Many people know Butler’s mascot, Blue IV, but there is another dog on campus who, just like Blue, loves making appearances at campus events. Bearthe Butler University Police Department’s (BUPD) K-9is an Explosive Ordinance Detection (EOD) canine. His primary job on campus is to perform bomb sweeps with Sergeant Jason Downs, BUPD’s EOD K-9 trainer/handler, before every men’s basketball game, football game and high-profile event at Clowes Memorial Hall

Bear is a 4-year-old English labrador retriever who started working for BUPD in August of 2020 after Marcus the dog that started Butler’s K-9 unit with Downs retired in May of 2020. Both dogs live with Downs, along with their other dog brother, Chewy. 

Bear was 11 months old when he started his training, which was all completed with Downs. Bear is certified in bomb detection through the Indianapolis Metropolitan Police Department (IMPD) and American Working Dog Association. He also has passed the Bureau of Alcohol, Tobacco, Firearms and Explosives National Odor Recognition Test

Bear and Downs search every crevice of a building a few hours before any fans or media enter the facility for a game or event. Wesley Nader, assistant athletic director for events and facilities, and Jacob Largent, the athletic department assistant director of internal operations, both appreciate having a bomb dog right on campus to do the bomb sweeps at Hinkle Fieldhouse

“Sergeant Downs will walk through the concourse, through the main arena and even downstairs to make sure that we’re keeping everyone in the building safe,” Nader said. “One of our highest priorities, obviously, throughout a game day is safety of our fans and patrons. Everybody working wants to make sure that everything is extremely safe.” 

Occasionally, Bear helps IMPD with pursuits and searches. Since IMPD now has their own bomb dog, Butler’s K-9 unit is only called if it is more convenient for Bear and Downs to get to a scene. 

“Recently, [Bear and I] assisted IMPD with a pursuit,” Downs said. “We weren’t originally involved in the pursuit, but at the end of it, [the suspect] crashed, and we ended up finding a gun.” 

When Bear is not doing bomb sweeps or assisting IMPD, he enjoys walking around campus with Downs, attending BUPD community outreach events and playing with his tennis ball. During the men’s basketball and football games, Bear and Downs stand at gate four of Hinkle Fieldhouse. According to Downs, Bear loves interacting with students, faculty, staff and community members at the games. 

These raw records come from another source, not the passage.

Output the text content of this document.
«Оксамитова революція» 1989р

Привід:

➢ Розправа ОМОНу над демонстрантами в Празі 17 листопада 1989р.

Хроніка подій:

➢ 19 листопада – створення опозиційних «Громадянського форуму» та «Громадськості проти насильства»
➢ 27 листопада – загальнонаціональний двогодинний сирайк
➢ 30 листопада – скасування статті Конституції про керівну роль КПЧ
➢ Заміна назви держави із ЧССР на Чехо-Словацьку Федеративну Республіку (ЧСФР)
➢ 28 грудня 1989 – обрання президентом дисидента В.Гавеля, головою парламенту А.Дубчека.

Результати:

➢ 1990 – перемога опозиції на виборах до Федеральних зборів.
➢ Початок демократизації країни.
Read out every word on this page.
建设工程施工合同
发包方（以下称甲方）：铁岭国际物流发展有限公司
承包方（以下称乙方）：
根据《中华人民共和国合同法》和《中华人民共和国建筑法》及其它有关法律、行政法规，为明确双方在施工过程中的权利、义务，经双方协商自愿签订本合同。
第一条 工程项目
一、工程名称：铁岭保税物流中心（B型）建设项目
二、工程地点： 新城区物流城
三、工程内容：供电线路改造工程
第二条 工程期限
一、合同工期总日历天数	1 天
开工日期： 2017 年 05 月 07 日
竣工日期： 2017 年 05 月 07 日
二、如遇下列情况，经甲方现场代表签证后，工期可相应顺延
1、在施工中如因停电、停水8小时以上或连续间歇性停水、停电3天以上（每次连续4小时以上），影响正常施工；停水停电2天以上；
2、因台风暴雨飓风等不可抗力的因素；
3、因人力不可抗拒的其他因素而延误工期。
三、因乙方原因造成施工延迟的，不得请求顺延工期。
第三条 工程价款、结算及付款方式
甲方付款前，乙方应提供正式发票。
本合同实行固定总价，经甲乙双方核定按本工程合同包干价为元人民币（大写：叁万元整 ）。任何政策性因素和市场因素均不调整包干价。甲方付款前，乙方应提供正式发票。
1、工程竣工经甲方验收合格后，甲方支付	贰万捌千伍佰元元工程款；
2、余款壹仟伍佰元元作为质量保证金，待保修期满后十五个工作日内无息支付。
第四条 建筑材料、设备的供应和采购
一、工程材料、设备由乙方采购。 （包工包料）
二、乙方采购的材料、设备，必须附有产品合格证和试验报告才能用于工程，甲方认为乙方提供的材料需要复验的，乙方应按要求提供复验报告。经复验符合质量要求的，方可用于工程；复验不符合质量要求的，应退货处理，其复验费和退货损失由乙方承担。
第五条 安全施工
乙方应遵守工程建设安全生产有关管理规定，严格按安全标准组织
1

“At the TSA, you do not touch the dogs because they’re working,” Downs said. “When they’re standing there at the airport, they’re actually searching people … [The fans] have been searched and have gone through metal detectors, so that’s why I’m not so strict on them petting Bear. Plus, it is an opportunity for them to get to know him and be able to come up and ask me questions.” 

Katie Stanley, a senior psychology major and president of the Student Government Association,  is just one of the many students who come to visit Bear during the games and other BUPD events. She has built a relationship with Bear and Downs through SGA and BUPD collaborations. 

“I think it’s the cutest thing in the world when dogs get the wiggles, and Bear has the cutest, most intense wiggles that I’ve ever seen,” Stanley said. “His little face is always so squishy. I think he’s definitely a contender for cutest dog on campus.” 

Nader and Largent are big fans of Bear and like to hang out with him during the games. They are grateful for the opportunity to build a relationship with Bear and Downs. 

“[Bear is] a very, very nice addition to the Hinkle Fieldhouse,” Largent said. “Aside from Blue, Bear is the best canine friend you can ask for … It is a highlight of a game to see Bear in the building because not only do we know that it is safe, but it’s also the fact that he is a good companion to have.”